腹部大動脈瘤は、破裂すると命にかかわることもある

  腹部大動脈瘤は60歳以上の人に多く発生する はじめに.中国では人口の高齢化.食事構造の変化.運動量の減少.労働圧力の上昇に伴い.大動脈瘤のようなこれまで稀だった病気がますます多くなり.その発生率はかつての10万分の5から現在は10万分の23と.米国など欧米の発生率と近い値になっています。  動脈瘤は.胸部大動脈.腹部大動脈.腸骨動脈などの体の大きな動脈が病的に拡張したもので.正常な口径の1/3以上を超えると大動脈瘤とされ.破裂の危険性が高く.その中でも腹部大動脈瘤は80%以上を占める最も多い動脈瘤で.主に60歳以上の高齢者に発生し.高血圧や動脈硬化と深く関係しているとされています。  腹部大動脈瘤の患者さんの多くは.健康診断で発見されます。 腹部大動脈瘤の患者さんでは.脈打つ腹部腫瘤が唯一の臨床症状である場合があります。 胸痛や腹痛を訴える患者さんは.動脈瘤の破裂や連珠腫の形成を知らせることが多いのです。 動脈瘤の破裂は.大きな動脈瘤の主な危険因子であり.しばしば致命的となります。 “一般的に.大きな動脈瘤.高血圧.慢性気管支炎や肺気腫の併発は動脈瘤破裂の危険因子です。

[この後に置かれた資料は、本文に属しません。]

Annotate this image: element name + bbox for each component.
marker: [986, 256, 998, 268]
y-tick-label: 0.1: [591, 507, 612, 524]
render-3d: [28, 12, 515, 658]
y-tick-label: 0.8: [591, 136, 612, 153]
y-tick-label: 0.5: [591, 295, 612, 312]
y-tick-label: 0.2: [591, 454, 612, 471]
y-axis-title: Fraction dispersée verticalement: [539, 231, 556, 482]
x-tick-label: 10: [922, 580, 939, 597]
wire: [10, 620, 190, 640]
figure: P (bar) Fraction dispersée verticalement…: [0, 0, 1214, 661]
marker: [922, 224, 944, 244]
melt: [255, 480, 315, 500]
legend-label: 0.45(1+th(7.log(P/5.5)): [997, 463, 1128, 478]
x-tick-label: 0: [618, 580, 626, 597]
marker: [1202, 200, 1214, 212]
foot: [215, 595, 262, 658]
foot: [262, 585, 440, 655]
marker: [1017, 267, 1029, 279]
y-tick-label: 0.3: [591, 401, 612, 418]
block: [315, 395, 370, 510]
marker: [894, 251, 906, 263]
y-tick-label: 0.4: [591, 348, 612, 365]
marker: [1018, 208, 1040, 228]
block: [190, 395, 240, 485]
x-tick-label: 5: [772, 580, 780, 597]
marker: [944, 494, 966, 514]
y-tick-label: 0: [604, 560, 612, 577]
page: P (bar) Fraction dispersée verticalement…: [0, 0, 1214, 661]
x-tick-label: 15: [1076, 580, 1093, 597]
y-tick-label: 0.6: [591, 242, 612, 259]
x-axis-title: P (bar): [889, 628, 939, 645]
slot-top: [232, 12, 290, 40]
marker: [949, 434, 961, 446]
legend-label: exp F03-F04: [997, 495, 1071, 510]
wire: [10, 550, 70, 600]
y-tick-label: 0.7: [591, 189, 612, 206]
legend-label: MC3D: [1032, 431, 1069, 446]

”  診断されたら.早期の手術が必要です 動脈瘤は動脈の構造に異常があるため.薬では治らず.手術が唯一の有効な治療法です。  近年では.大きな動脈瘤とはっきり診断されたら.瘤の大きさにかかわらず.積極的に手術で治療すべきと考えられています。 まず.時間の経過とともに破裂の可能性が高まるため.開腹破裂した腹部大動脈瘤の患者さんの90%以上が発症から数時間以内に死亡することが多いのです。 第二に.年齢とともに臓器機能が低下するため.手術のリスクが高まることです。 ここでも.十分な設備の整った大病院から距離があるため.積極的な外科治療がより重要視されています。 このような患者さんでは.一度動脈瘤が破裂すると.救命の可能性はほとんどないためです。  高齢者でも低侵襲治療が可能「従来の手術.つまり動脈瘤摘出+人工血管置換術は侵襲性が高く.合併症率も高い(腹部大動脈瘤手術で約27%)。 大型動脈瘤の患者さんの多くは平均65歳以上であり.多くの場合.重大な臓器不全を伴っています。 高齢の患者さんの多くは.従来の手術の外傷的な打撃が困難なため.治療を受けられなくなることが多いのです。”  1990年代初頭.アルゼンチンの医師パロディが膜付きステントを発明し.以来.低侵襲の利点を生かして数千人の大型動脈瘤の患者を治癒してきた。 わが国では1997年から採用され.近年は勢いを増している。 その原理は.人工血管で覆われた金属製のステントを.大腿部の付け根にある直径2~4cmの切開部から特殊設計の送達装置によって動脈瘤腔内に送達し.血流が動脈瘤壁に接触しないように隔離して人工血管ステントを通して遠位に流すというものである。  もともとの動脈瘤の空洞が.血流による圧迫を受けなくなり.血栓が形成されることで徐々に縮小して治癒します。 手術は.全身麻酔.硬膜外麻酔.あるいは局所麻酔で行うことができます。 リスクが少なく.合併症も少なく.回復も早い手術です。 これにより.高齢や虚弱のために従来の手術が受けられず.臓器不全が著しい大型動脈瘤の患者さんでも.治療を受け.延命の機会を得ることができるようになりました。